My final words, French Revolution, Marquis du Condorcet

I write this in great haste, for I fear my time shall come at any moment. Already, those with a sense of mind are being captured, and possibly sentenced to death. Marat, one of the last sensible people, has already been assassinated, even after he hid for so long from authorities, so long he claimed “all this hiding from the authorities will not prove good for my health.” I myself am on the run, hiding out for a total of five months now, and authorities will likely catch me soon. Should I fall to their hands, they will surely execute me. The Montagnards misrepresented my ideas, and upon criticizing them for not allowing me to throw out my own voice, they decided that I was no longer worthy to live freely anymore. That was five months ago, and now I hide in fear that they will arrest me. In my time here, I have been able to write another book, giving the people my final words before I perish. This shall surely be the end for me, leaving the Revolution as a now bitter memory. It was such a good cause, but it was poisoned by the most influential people.
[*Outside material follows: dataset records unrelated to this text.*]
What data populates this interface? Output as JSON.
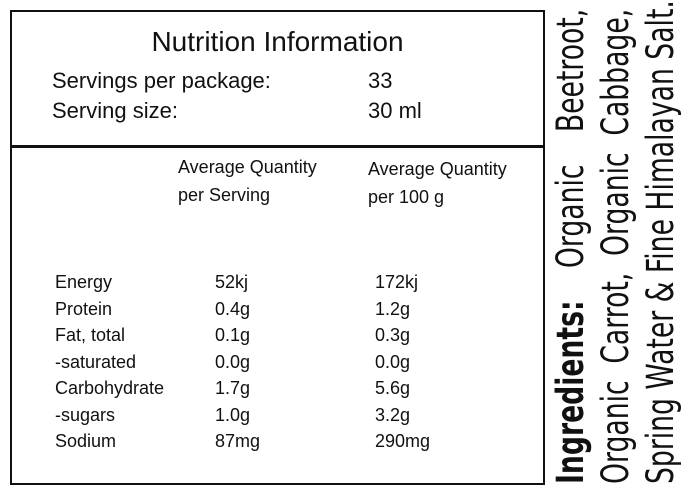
{
  "panel": {
    "title": "Nutrition Information",
    "servings": [
      {
        "label": "Servings per package:",
        "value": "33"
      },
      {
        "label": "Serving size:",
        "value": "30 ml"
      }
    ],
    "columns": [
      "Average Quantity per Serving",
      "Average Quantity per 100 g"
    ],
    "rows": [
      [
        "Energy",
        "52kj",
        "172kj"
      ],
      [
        "Protein",
        "0.4g",
        "1.2g"
      ],
      [
        "Fat, total",
        "0.1g",
        "0.3g"
      ],
      [
        "-saturated",
        "0.0g",
        "0.0g"
      ],
      [
        "Carbohydrate",
        "1.7g",
        "5.6g"
      ],
      [
        "-sugars",
        "1.0g",
        "3.2g"
      ],
      [
        "Sodium",
        "87mg",
        "290mg"
      ]
    ]
  },
  "ingredients": {
    "heading": "Ingredients:",
    "lines": [
      "Organic Beetroot,",
      "Organic Carrot, Organic Cabbage,",
      "Spring Water & Fine Himalayan Salt."
    ]
  }
}
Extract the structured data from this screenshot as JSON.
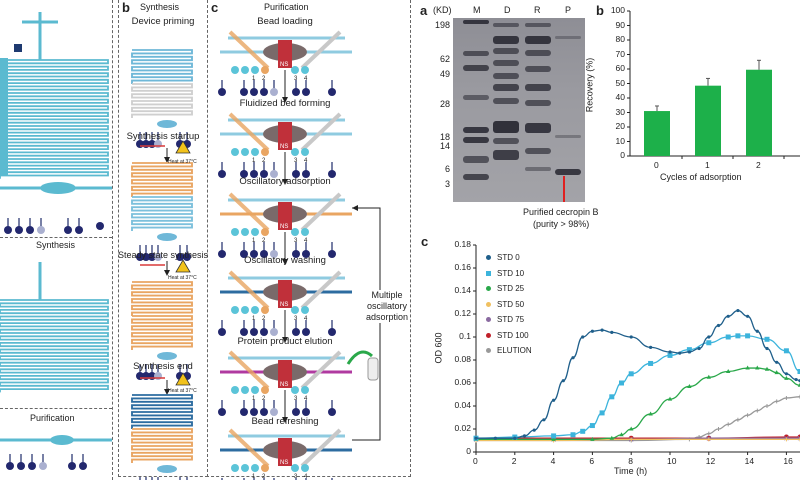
{
  "left_panel": {
    "section_labels": [
      "Synthesis",
      "Purification"
    ]
  },
  "panel_b": {
    "letter": "b",
    "title": "Synthesis",
    "steps": [
      "Device priming",
      "Synthesis startup",
      "Steady state synthesis",
      "Synthesis end"
    ],
    "heat_label": "Heat at 37°C"
  },
  "panel_c": {
    "letter": "c",
    "title": "Purification",
    "steps": [
      "Bead loading",
      "Fluidized bed forming",
      "Oscillatory adsorption",
      "Oscillatory washing",
      "Protein product elution",
      "Bead refreshing"
    ],
    "loop_label": [
      "Multiple",
      "oscillatory",
      "adsorption"
    ],
    "magnet_label": "NS",
    "port_numbers": [
      "1",
      "2",
      "3",
      "4"
    ]
  },
  "gel": {
    "letter": "a",
    "unit": "(KD)",
    "lanes": [
      "M",
      "D",
      "R",
      "P"
    ],
    "markers": [
      "198",
      "62",
      "49",
      "28",
      "18",
      "14",
      "6",
      "3"
    ],
    "annotation": [
      "Purified cecropin B",
      "(purity > 98%)"
    ],
    "arrow_color": "#e02020"
  },
  "chart_data": [
    {
      "letter": "b",
      "type": "bar",
      "categories": [
        "0",
        "1",
        "2"
      ],
      "values": [
        31,
        48.5,
        59.5
      ],
      "errors": [
        3.5,
        5,
        6.5
      ],
      "xlabel": "Cycles of adsorption",
      "ylabel": "Recovery (%)",
      "ylim": [
        0,
        100
      ],
      "yticks": [
        "0",
        "10",
        "20",
        "30",
        "40",
        "50",
        "60",
        "70",
        "80",
        "90",
        "100"
      ],
      "bar_color": "#1db04a",
      "grid": false
    },
    {
      "letter": "c",
      "type": "line",
      "xlabel": "Time (h)",
      "ylabel": "OD 600",
      "xlim": [
        0,
        16.7
      ],
      "ylim": [
        0,
        0.18
      ],
      "xticks": [
        "0",
        "2",
        "4",
        "6",
        "8",
        "10",
        "12",
        "14",
        "16"
      ],
      "yticks": [
        "0",
        "0.02",
        "0.04",
        "0.06",
        "0.08",
        "0.1",
        "0.12",
        "0.14",
        "0.16",
        "0.18"
      ],
      "legend": "top-left",
      "grid": false,
      "series": [
        {
          "name": "STD 0",
          "color": "#1f5f8b",
          "marker": "dot",
          "x": [
            0,
            1,
            2,
            2.5,
            3,
            3.5,
            4,
            4.5,
            5,
            5.5,
            6,
            6.5,
            7,
            8,
            9,
            10,
            10.5,
            11,
            11.5,
            12,
            12.5,
            13,
            13.5,
            14,
            14.5,
            15,
            15.5,
            16,
            16.5,
            16.7
          ],
          "y": [
            0.012,
            0.012,
            0.012,
            0.014,
            0.019,
            0.028,
            0.045,
            0.062,
            0.082,
            0.1,
            0.105,
            0.106,
            0.104,
            0.1,
            0.091,
            0.087,
            0.086,
            0.087,
            0.09,
            0.1,
            0.11,
            0.118,
            0.123,
            0.118,
            0.105,
            0.09,
            0.078,
            0.068,
            0.063,
            0.062
          ]
        },
        {
          "name": "STD 10",
          "color": "#3cb4dc",
          "marker": "square",
          "x": [
            0,
            2,
            4,
            5,
            5.5,
            6,
            6.5,
            7,
            7.5,
            8,
            9,
            10,
            11,
            12,
            13,
            13.5,
            14,
            15,
            16,
            16.7
          ],
          "y": [
            0.012,
            0.013,
            0.014,
            0.015,
            0.018,
            0.023,
            0.034,
            0.048,
            0.06,
            0.068,
            0.077,
            0.084,
            0.089,
            0.095,
            0.1,
            0.101,
            0.101,
            0.098,
            0.088,
            0.07
          ]
        },
        {
          "name": "STD 25",
          "color": "#2aa84a",
          "marker": "triangle",
          "x": [
            0,
            4,
            6,
            7,
            7.5,
            8,
            9,
            10,
            11,
            12,
            13,
            14,
            14.5,
            15,
            15.5,
            16,
            16.7
          ],
          "y": [
            0.011,
            0.011,
            0.011,
            0.012,
            0.015,
            0.02,
            0.033,
            0.046,
            0.057,
            0.065,
            0.07,
            0.073,
            0.073,
            0.072,
            0.069,
            0.064,
            0.058
          ]
        },
        {
          "name": "STD 50",
          "color": "#f0c060",
          "marker": "cross",
          "x": [
            0,
            4,
            8,
            12,
            16,
            16.7
          ],
          "y": [
            0.01,
            0.01,
            0.011,
            0.011,
            0.011,
            0.011
          ]
        },
        {
          "name": "STD 75",
          "color": "#8a6aa0",
          "marker": "x",
          "x": [
            0,
            4,
            8,
            12,
            16,
            16.7
          ],
          "y": [
            0.011,
            0.011,
            0.011,
            0.012,
            0.012,
            0.012
          ]
        },
        {
          "name": "STD 100",
          "color": "#c0202a",
          "marker": "dot",
          "x": [
            0,
            4,
            8,
            12,
            16,
            16.7
          ],
          "y": [
            0.012,
            0.012,
            0.012,
            0.012,
            0.013,
            0.013
          ]
        },
        {
          "name": "ELUTION",
          "color": "#999999",
          "marker": "plus",
          "x": [
            0,
            8,
            11,
            11.5,
            12,
            12.5,
            13,
            13.5,
            14,
            14.5,
            15,
            15.5,
            16,
            16.7
          ],
          "y": [
            0.01,
            0.01,
            0.011,
            0.013,
            0.016,
            0.02,
            0.024,
            0.028,
            0.032,
            0.036,
            0.04,
            0.044,
            0.047,
            0.048
          ]
        }
      ]
    }
  ]
}
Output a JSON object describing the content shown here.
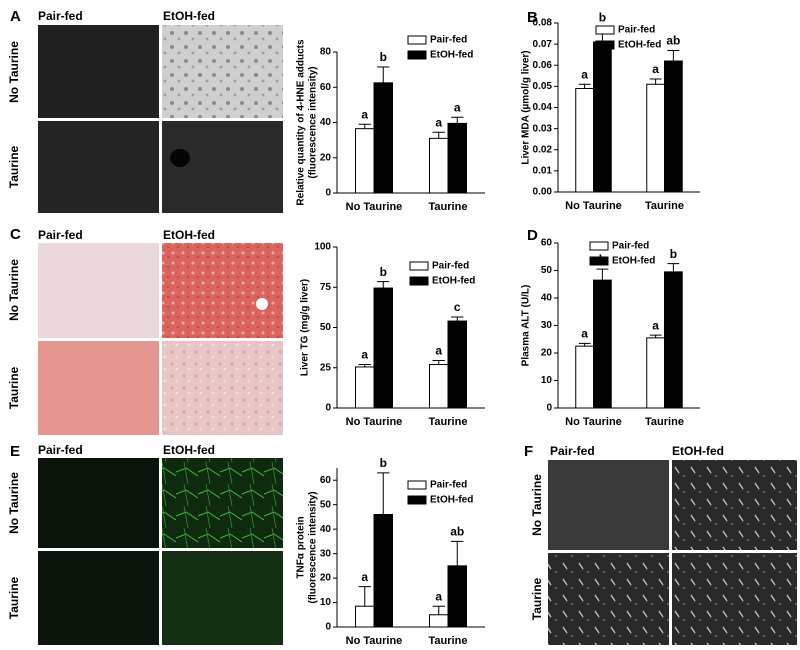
{
  "panel_letters": [
    "A",
    "B",
    "C",
    "D",
    "E",
    "F"
  ],
  "micrographs": [
    {
      "columns": [
        "Pair-fed",
        "EtOH-fed"
      ],
      "rows": [
        "No Taurine",
        "Taurine"
      ]
    },
    {
      "columns": [
        "Pair-fed",
        "EtOH-fed"
      ],
      "rows": [
        "No Taurine",
        "Taurine"
      ]
    },
    {
      "columns": [
        "Pair-fed",
        "EtOH-fed"
      ],
      "rows": [
        "No Taurine",
        "Taurine"
      ]
    },
    {
      "columns": [
        "Pair-fed",
        "EtOH-fed"
      ],
      "rows": [
        "No Taurine",
        "Taurine"
      ]
    }
  ],
  "chart_data": [
    {
      "type": "bar",
      "ylabel": [
        "Relative quantity of 4-HNE adducts",
        "(fluorescence intensity)"
      ],
      "categories": [
        "No Taurine",
        "Taurine"
      ],
      "series": [
        {
          "name": "Pair-fed",
          "color": "#ffffff",
          "values": [
            36.5,
            31
          ],
          "errors": [
            2.5,
            3.5
          ],
          "letters": [
            "a",
            "a"
          ]
        },
        {
          "name": "EtOH-fed",
          "color": "#000000",
          "values": [
            62.5,
            39.5
          ],
          "errors": [
            9,
            3.5
          ],
          "letters": [
            "b",
            "a"
          ]
        }
      ],
      "ylim": [
        0,
        80
      ],
      "yticks": [
        0,
        20,
        40,
        60,
        80
      ]
    },
    {
      "type": "bar",
      "ylabel": [
        "Liver MDA (µmol/g liver)"
      ],
      "categories": [
        "No Taurine",
        "Taurine"
      ],
      "series": [
        {
          "name": "Pair-fed",
          "color": "#ffffff",
          "values": [
            0.049,
            0.051
          ],
          "errors": [
            0.002,
            0.0025
          ],
          "letters": [
            "a",
            "a"
          ]
        },
        {
          "name": "EtOH-fed",
          "color": "#000000",
          "values": [
            0.071,
            0.062
          ],
          "errors": [
            0.007,
            0.005
          ],
          "letters": [
            "b",
            "ab"
          ]
        }
      ],
      "ylim": [
        0,
        0.08
      ],
      "yticks": [
        {
          "value": 0,
          "label": "0.00"
        },
        0.01,
        0.02,
        0.03,
        0.04,
        0.05,
        0.06,
        0.07,
        0.08
      ]
    },
    {
      "type": "bar",
      "ylabel": [
        "Liver TG (mg/g liver)"
      ],
      "categories": [
        "No Taurine",
        "Taurine"
      ],
      "series": [
        {
          "name": "Pair-fed",
          "color": "#ffffff",
          "values": [
            25.5,
            27
          ],
          "errors": [
            1.5,
            2.5
          ],
          "letters": [
            "a",
            "a"
          ]
        },
        {
          "name": "EtOH-fed",
          "color": "#000000",
          "values": [
            74.5,
            54
          ],
          "errors": [
            4,
            2.5
          ],
          "letters": [
            "b",
            "c"
          ]
        }
      ],
      "ylim": [
        0,
        100
      ],
      "yticks": [
        0,
        25,
        50,
        75,
        100
      ]
    },
    {
      "type": "bar",
      "ylabel": [
        "Plasma ALT (U/L)"
      ],
      "categories": [
        "No Taurine",
        "Taurine"
      ],
      "series": [
        {
          "name": "Pair-fed",
          "color": "#ffffff",
          "values": [
            22.5,
            25.5
          ],
          "errors": [
            1,
            1
          ],
          "letters": [
            "a",
            "a"
          ]
        },
        {
          "name": "EtOH-fed",
          "color": "#000000",
          "values": [
            46.5,
            49.5
          ],
          "errors": [
            4,
            3
          ],
          "letters": [
            "b",
            "b"
          ]
        }
      ],
      "ylim": [
        0,
        60
      ],
      "yticks": [
        0,
        10,
        20,
        30,
        40,
        50,
        60
      ]
    },
    {
      "type": "bar",
      "ylabel": [
        "TNFα protein",
        "(fluorescence intensity)"
      ],
      "categories": [
        "No Taurine",
        "Taurine"
      ],
      "series": [
        {
          "name": "Pair-fed",
          "color": "#ffffff",
          "values": [
            8.5,
            5
          ],
          "errors": [
            8,
            3.5
          ],
          "letters": [
            "a",
            "a"
          ]
        },
        {
          "name": "EtOH-fed",
          "color": "#000000",
          "values": [
            46,
            25
          ],
          "errors": [
            17,
            10
          ],
          "letters": [
            "b",
            "ab"
          ]
        }
      ],
      "ylim": [
        0,
        65
      ],
      "yticks": [
        0,
        10,
        20,
        30,
        40,
        50,
        60
      ]
    }
  ]
}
With these ill-willed people at the head of France, the outcomes will surely not be any good. Although the outcomes would show people the possibilities of revolution, the implications that they put on France will be nothing but bad. They said they were fighting to get rid of a tyrannical monarch, but they are becoming just as much of a tyrant as he was. If King Louis could speak from the dead, perhaps even his opinion would be better than theirs. Maybe we should have stuck with him, not bothering to kill him but rather just force him to change his views.

Although I will likely be remembered as a traitor and scum, I wish for my words to be read, so that people may remember me as a voice for rationalism. I spoke for the people, no matter how discriminated they were. I supported the women and blacks, and wanted to give the slaves freedom! Yet with the actions of our new “leaders”, I will not be remembered for any of this.

So I write to you, in vain hopes that somebody will pass on my words and influence.